The essay includes suggestions for specific data regarding worker and contractor pay information—along with key employee and contractor function, educational level and skill set—that should be provided to the committee to allow the committee to understand how the company deploys its workforce and how it relates to management’s business strategy.  The authors suggest that the committee consider questions such as the following:

  • What are the employee functions most critical to the company’s ongoing vitality?
  • And how is the company treating workers that are essential to its operations?
  • What are turnover rates?
  • What is the extent of retraining of existing workers to master new skills?
  • What is management’s process for setting employee compensation?
  • To what extent does the company bargain with workers or give them any leverage?
  • What is the company’s view regarding its employees’ right to form a union? If opposed, how does that harmonize with the company’s ESG commitments to workers and with its treatment of executives?
  • Does the company pay equally for equal work, regardless of gender, race or ethnicity? Does it promote equally? Is the workplace welcoming and inclusive?
  • Are employees treated with respect and dignity (perhaps by reference to surveys or other behavior monitors)?
  • Do the data provided by management reflect productivity and effectiveness of company practices?
  • Is the board using metrics and factors for determining executive comp (e.g., use of a 75th percentile goal) and not applying the same metrics to company employees?
  • Is executive comp “tilted toward the stock price and risk taking,” thus potentially undercutting the company’s commitment to sustainability? Is the salesforce incentivized to sell customers “things they do not need”?
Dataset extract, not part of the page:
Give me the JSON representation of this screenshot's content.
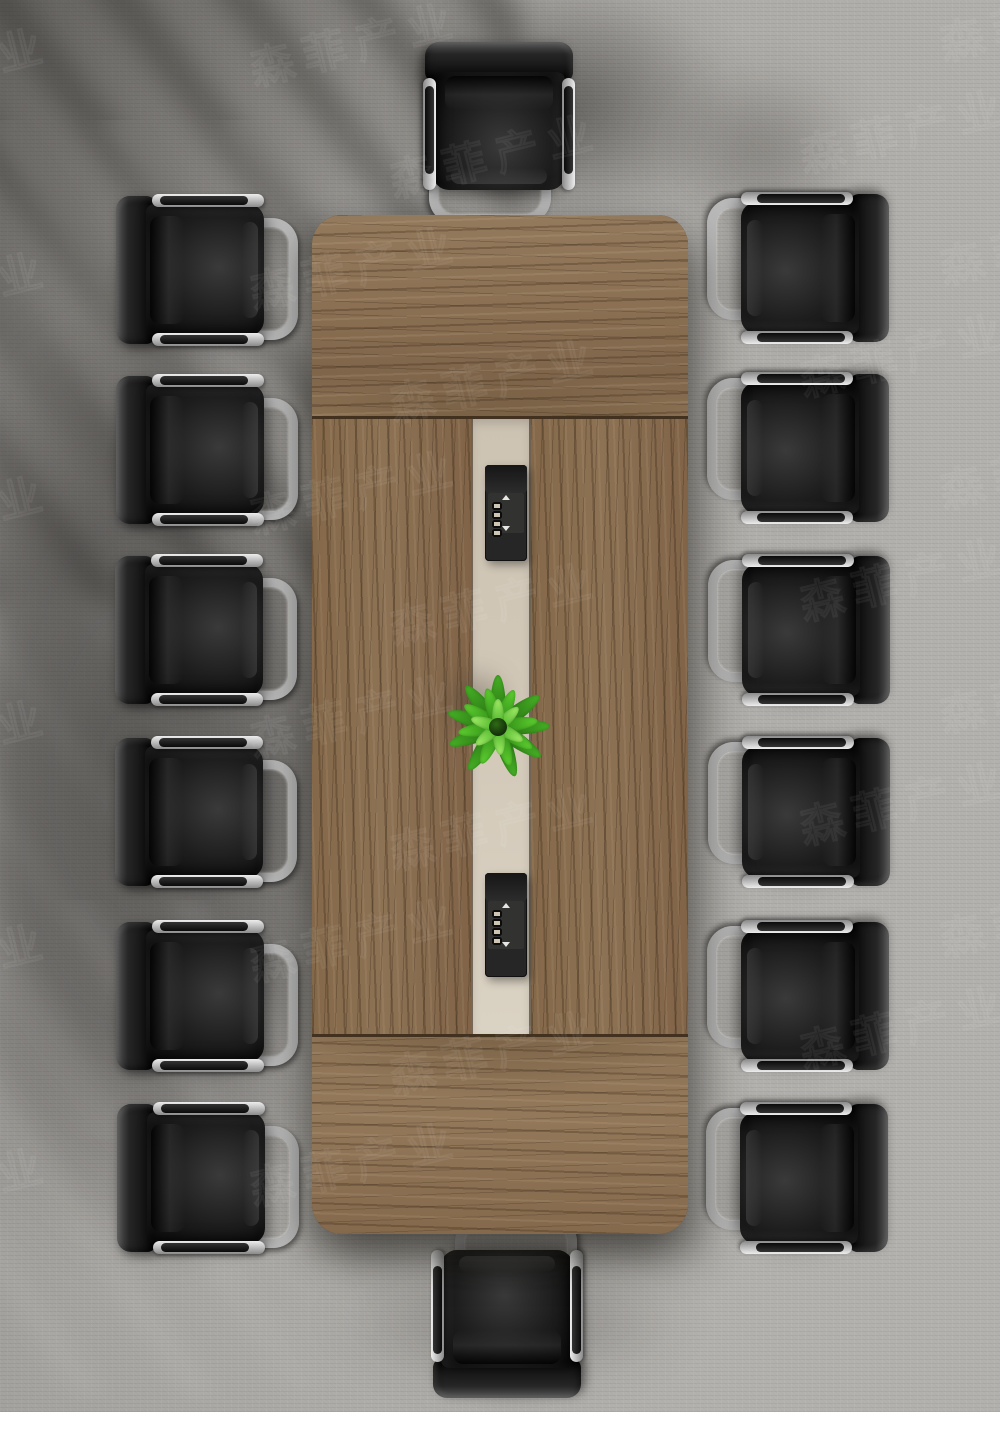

  • Does the company’s compensation system appropriately recognize the importance of ethics and compliance executives or “hold them down in pay because they do not run ‘profit centers’”?
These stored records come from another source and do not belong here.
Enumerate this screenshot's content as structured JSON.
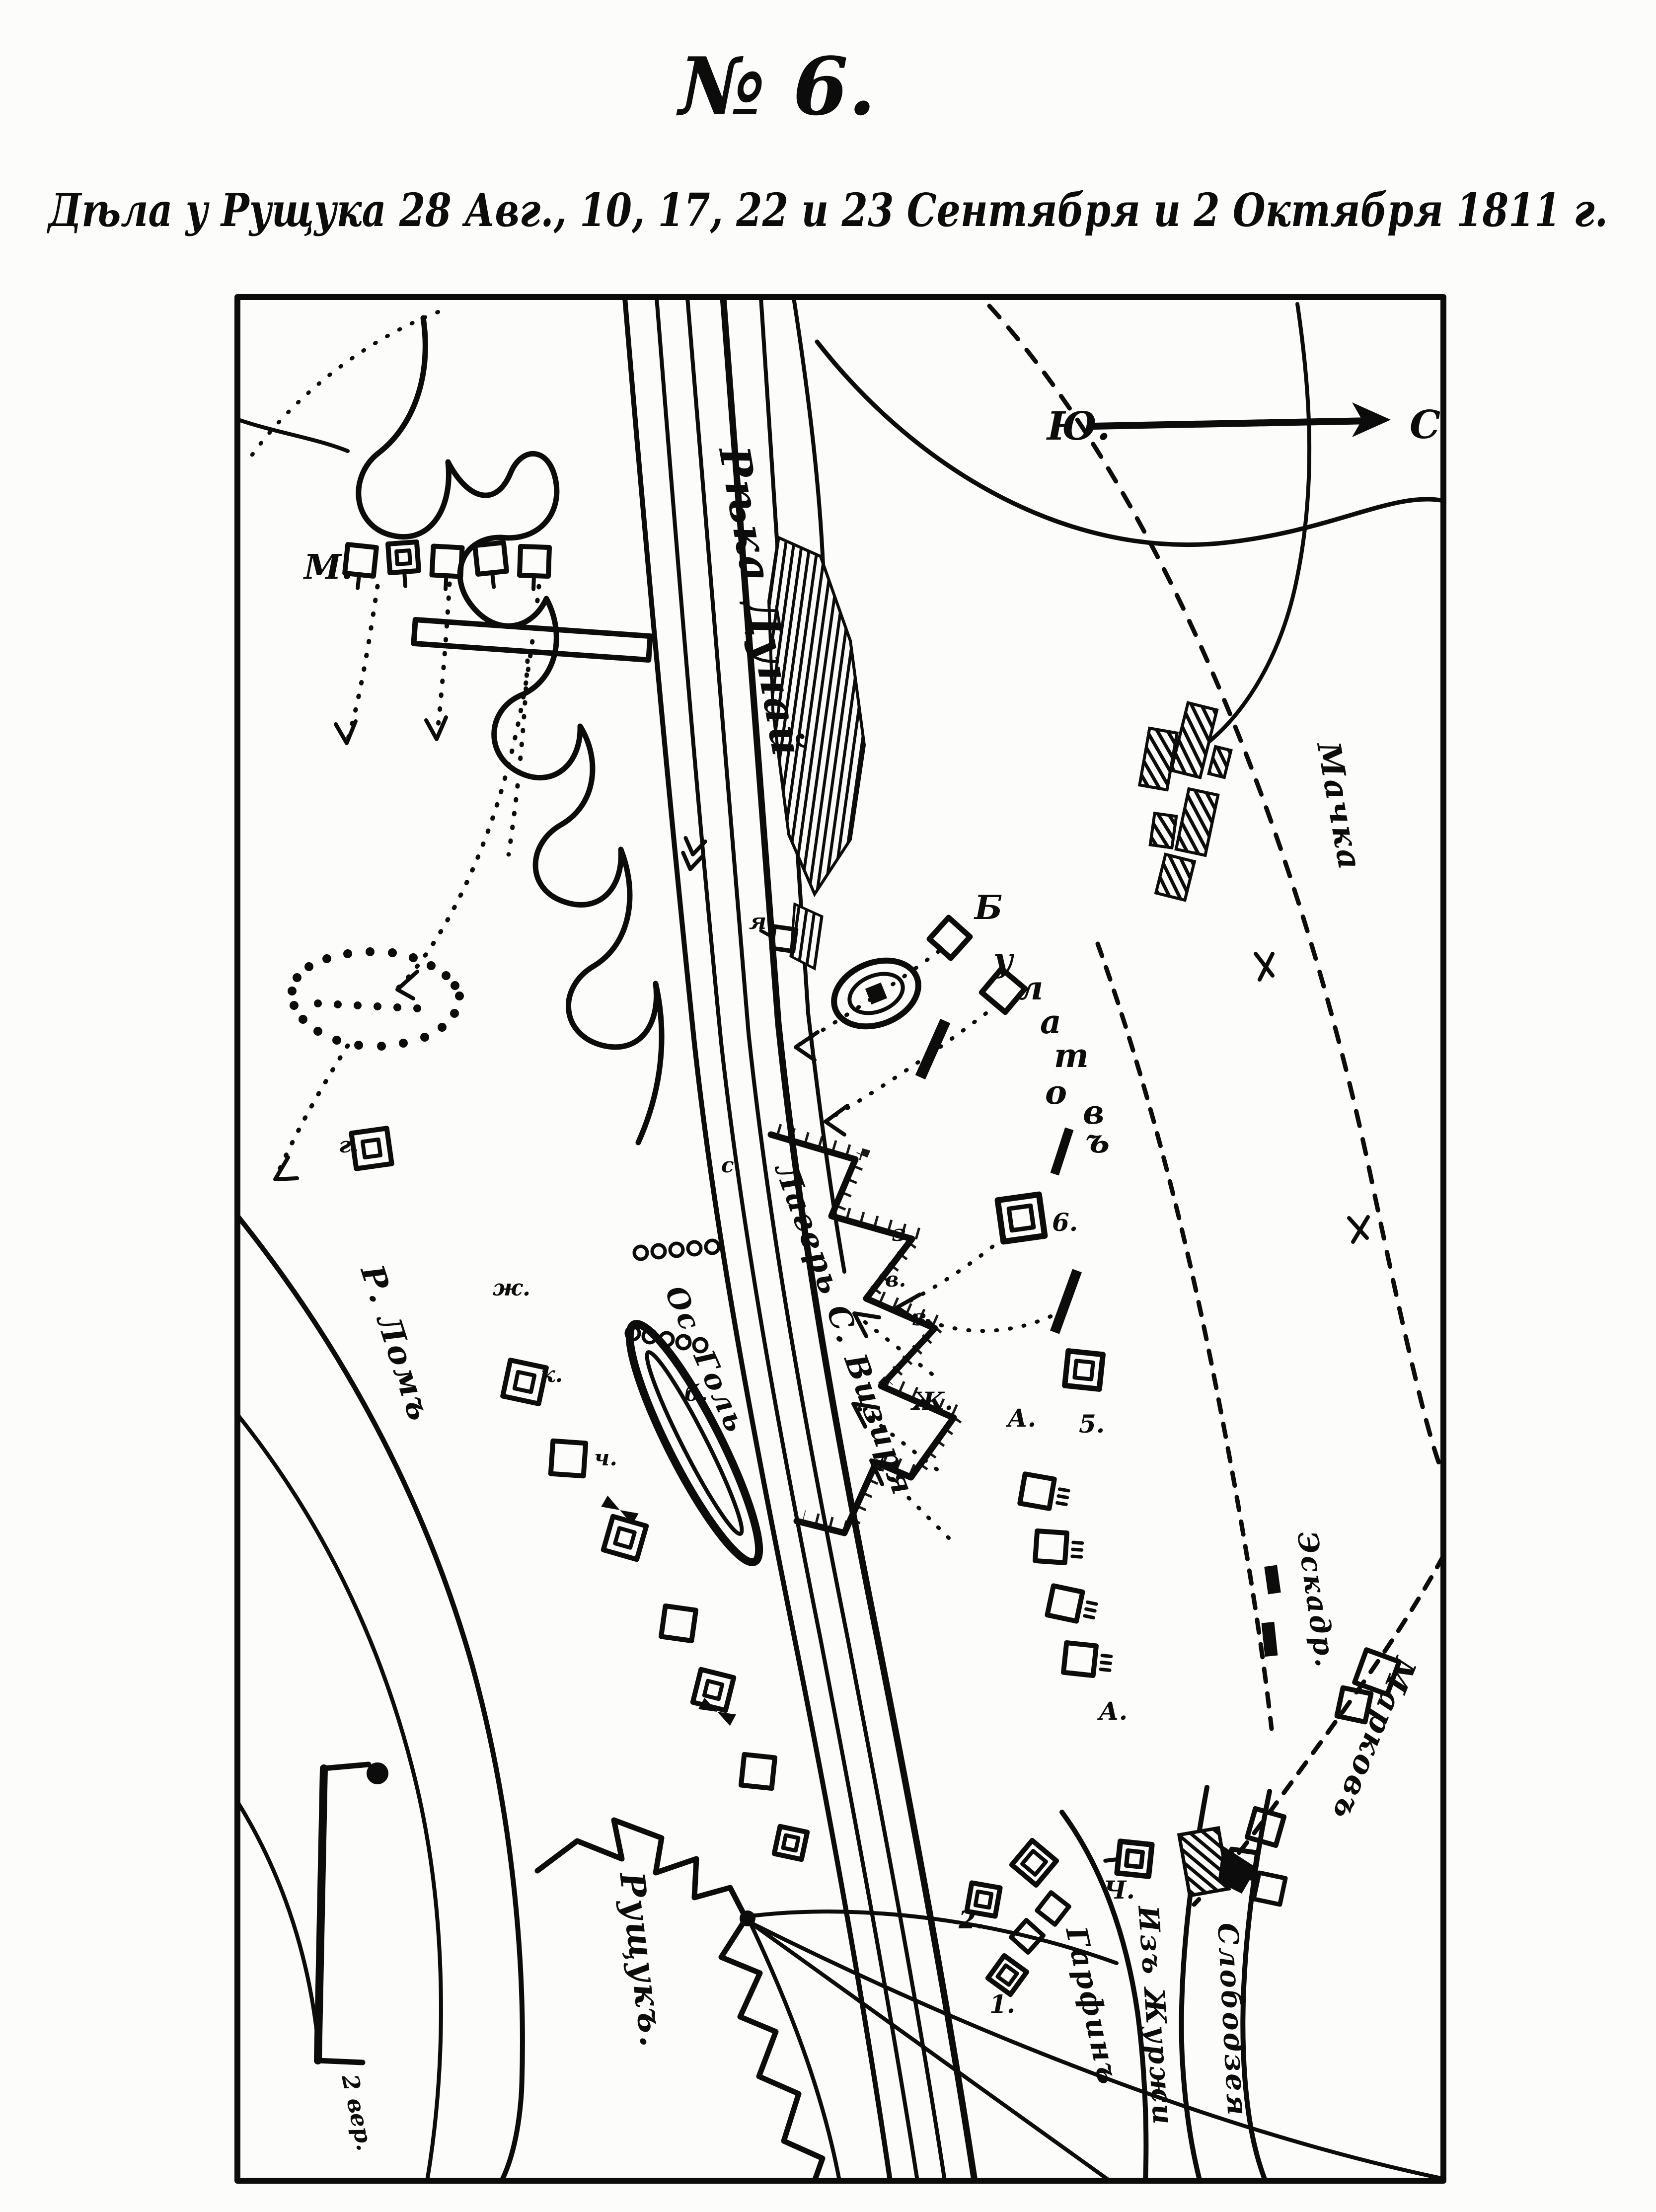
{
  "page": {
    "title": "№ 6.",
    "subtitle": "Дѣла у Рущука 28 Авг., 10, 17, 22 и 23 Сентября и 2 Октября 1811 г."
  },
  "map": {
    "compass": {
      "south": "Ю.",
      "north": "С."
    },
    "scale_label": "2 вер.",
    "labels": {
      "river_danube": "Рѣка Дунай",
      "river_lom": "Р. Ломъ",
      "ruschuk": "Рущукъ.",
      "machka": "Мачка",
      "markov": "Марковъ",
      "slobodzeya": "Слободзея",
      "iz_zhurzhi": "Изъ Журжи",
      "eskadr": "Эскадр.",
      "vizier_camp": "Лагерь С. Визиря",
      "island_gol": "Ос. Голь",
      "garfin": "Гарфинъ",
      "m_battery": "М."
    },
    "scattered_letters": [
      {
        "ch": "Б"
      },
      {
        "ch": "у"
      },
      {
        "ch": "л"
      },
      {
        "ch": "а"
      },
      {
        "ch": "т"
      },
      {
        "ch": "о"
      },
      {
        "ch": "в"
      },
      {
        "ch": "ъ"
      }
    ],
    "point_labels": [
      {
        "text": "6."
      },
      {
        "text": "5."
      },
      {
        "text": "А."
      },
      {
        "text": "А."
      },
      {
        "text": "Ч."
      },
      {
        "text": "2."
      },
      {
        "text": "1."
      },
      {
        "text": "з."
      },
      {
        "text": "з."
      },
      {
        "text": "Ж."
      },
      {
        "text": "в."
      },
      {
        "text": "б."
      },
      {
        "text": "ж."
      },
      {
        "text": "к."
      },
      {
        "text": "с."
      },
      {
        "text": "я."
      },
      {
        "text": "г."
      },
      {
        "text": "ч."
      }
    ]
  }
}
The role of the committee is this inquiry will help establish that the “tone at the top on fair treatment of employees, openness or hostility to unions, and the atmosphere in the workplace in terms of diversity and freedom from harassment emanates from a board-level decision, and that management must adhere to that decision in its treatment of employees at all levels of the organization.” In addition, the authors contend that these types of questions “will assure a top to bottom coherence and yield valuable insights into the company’s business strategy and its actual adherence to rhetoric about its regard for its workforce…. Of most salience to society, by means of this kind, the board will be better situated to analyze the basic question of gainsharing among employees, top management, and stockholders [the authors] view as fundamental and to make more enlightened decisions.”